Background Autoinflammatory diseases (AIDs) comprise a heterogeneous group of immune disorders with poor genotype-phenotype correlation. AIDs are characterised by recurrent or chronic inflammation, secondary to antigen-independent activation of the immune system, causing increased pro- inflammatory cytokines. Discriminating AID from other diseases with overlapping clinical and biochemical abnormalities remains challenging. Multiplex immunoassays (MIA) can quantify cytokines in a variety of biological fluids. MIA are faced with diagnostic challenges, such as lack of standardization and reference values, availability, and limited datasets based on single centre experiences.
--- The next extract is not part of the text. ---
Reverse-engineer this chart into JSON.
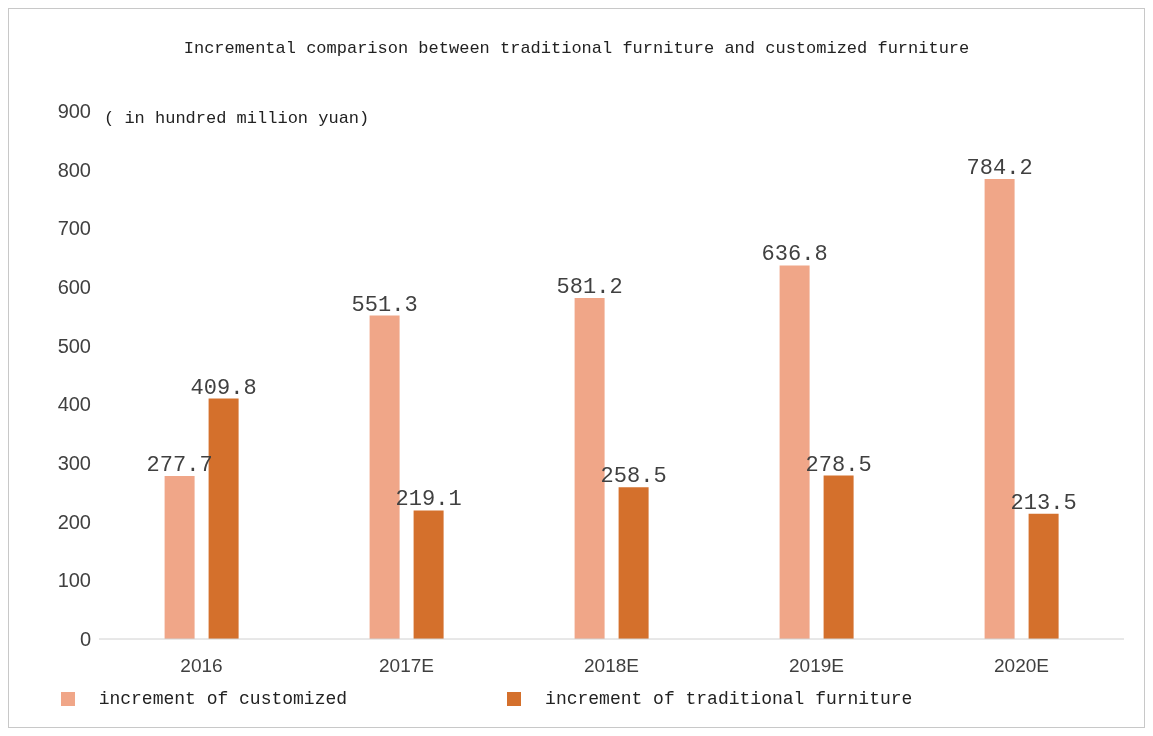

Methods In our centre, we perform MIA (Luminex) in pediatric and adult patients with persistent or recurrent inflammation. Additional to systemic cytokine profile, clinical experts allocated patients using routine investigations to different diagnostic categories (AID, autoimmune disease (AI), infection, hemophagocytic lymphohistiocytosis (HLH) or macrophage activation syndrome (MAS). Results We present the results of a 6-plex panel of serum cytokines (IL-1b/IL-1Ra/IL-6/IL-18/CXCL9/TNFa) in patients (n=50;age 4m-65y) and healthy controls. Significant differences between diseases can be noted. Increased IL-18 and IL-18/CXCL9 ratio is present in AID and MAS patients. Furthermore, monitoring disease activity is possible, with higher IL-1(Ra) and IL-6 present in active AID compared to inactive disease. Conclusions We provide proof-of-concept for a 6-plex cytokine panel useable in early detection and monitoring of AIDs. With a multicentre research initiative in Flanders (FEBRIS), we aim to optimize and validate these preliminary findings in a prospective cohort of patients (n=1200) with AID suspicion. We believe this assay will enhance early diagnosis, monitoring, and personalized treatment of AID patients with improved outcome.